Des équipements performants
Depuis la création de Sévigné TP dans les années 1950, une volonté d’autonomie guide les choix de l’entreprise en matière d’équipements comme de ressources humaines. Basée dans l’Aveyron, « loin des grandes villes », la PME familiale a développé une culture de l’indépendance, d’autant plus poussée que ses activités couvrent plusieurs domaines. De la carrière d’Aguessac, son site principal, elle extrait les matières premières transformées ensuite en granulats pour le BTP. Dans ses usines (émulsions de bitume, centrale d’enrobage à chaud et à froid), le groupe fabrique des produits destinés à son propre usage ou à la vente. Quant aux travaux de TP, ils incluent des métiers de spécialité, comme le terrassement, les réseaux, les revêtements routiers ou la maçonnerie. « Un chantier de TP, ce sont des matériaux, des outils et du personnel, résume Arnaud Tremolet, le responsable du parc matériel. La direction nous a toujours donné les moyens pour que nous disposions des équipements les plus performants. » Le parc comprend 150 VL et VUL, une centaine de poids lourds (camions-bennes, porte-engins, citernes, plateaux…) et une centaine d’engins roulants de 6 à 71 tonnes (machines de production, pelles mécaniques, niveleuse, tombereaux, finisseurs…). Un plan d’investissement prévoit le renouvellement de ce matériel à isopérimètre tous les dix ans.

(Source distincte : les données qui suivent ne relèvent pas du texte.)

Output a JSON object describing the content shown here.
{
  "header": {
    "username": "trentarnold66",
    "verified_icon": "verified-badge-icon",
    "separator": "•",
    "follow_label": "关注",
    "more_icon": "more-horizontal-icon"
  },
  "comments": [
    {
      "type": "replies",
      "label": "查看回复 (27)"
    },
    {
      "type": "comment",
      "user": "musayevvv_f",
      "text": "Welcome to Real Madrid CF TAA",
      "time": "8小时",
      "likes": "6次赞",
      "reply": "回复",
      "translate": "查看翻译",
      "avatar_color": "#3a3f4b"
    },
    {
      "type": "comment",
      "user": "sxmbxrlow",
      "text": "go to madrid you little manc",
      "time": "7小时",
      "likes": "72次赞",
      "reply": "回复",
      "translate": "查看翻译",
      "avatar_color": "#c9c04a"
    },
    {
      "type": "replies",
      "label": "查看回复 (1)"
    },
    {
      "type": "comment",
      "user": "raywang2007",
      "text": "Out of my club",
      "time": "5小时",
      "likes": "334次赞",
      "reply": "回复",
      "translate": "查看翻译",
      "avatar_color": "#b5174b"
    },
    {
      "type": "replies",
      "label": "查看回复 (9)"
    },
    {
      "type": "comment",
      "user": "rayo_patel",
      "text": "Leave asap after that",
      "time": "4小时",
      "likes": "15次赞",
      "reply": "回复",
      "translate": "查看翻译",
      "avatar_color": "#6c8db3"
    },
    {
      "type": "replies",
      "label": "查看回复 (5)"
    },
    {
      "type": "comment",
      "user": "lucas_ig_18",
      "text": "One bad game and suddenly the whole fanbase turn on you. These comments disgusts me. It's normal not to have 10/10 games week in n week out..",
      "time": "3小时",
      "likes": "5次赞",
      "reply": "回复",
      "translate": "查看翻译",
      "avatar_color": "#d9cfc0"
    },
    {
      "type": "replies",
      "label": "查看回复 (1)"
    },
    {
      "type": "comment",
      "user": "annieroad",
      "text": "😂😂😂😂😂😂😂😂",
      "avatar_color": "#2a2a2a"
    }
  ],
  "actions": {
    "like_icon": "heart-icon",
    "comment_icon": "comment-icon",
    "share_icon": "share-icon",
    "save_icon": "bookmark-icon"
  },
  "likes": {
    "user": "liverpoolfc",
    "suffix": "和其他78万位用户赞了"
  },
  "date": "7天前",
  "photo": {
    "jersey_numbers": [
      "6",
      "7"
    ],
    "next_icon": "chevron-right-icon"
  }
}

L’implication de l’encadrement
Comment appliquer aux conditions de travail des salariés la même rigueur, le même soin et le même souci de la performance qu’à la qualité du matériel utilisé ? Les grands axes de la démarche de prévention sont l’évaluation des risques à tous les postes de travail, la mise à jour du document unique, l’amélioration continue par le suivi des plans d’action, ou encore des progrès sur les équipements, notamment les EPI, et l’implication des opérateurs et de l’encadrement dans ces initiatives. « Le responsable chantier comme le responsable d’usine jouent un rôle primordial en matière de santé au travail, estime Alexis Bernat. On s’appuie sur eux pour faire passer nos messages. Ils sont présents au quotidien pour insuffler la démarche de prévention et être proactifs. ».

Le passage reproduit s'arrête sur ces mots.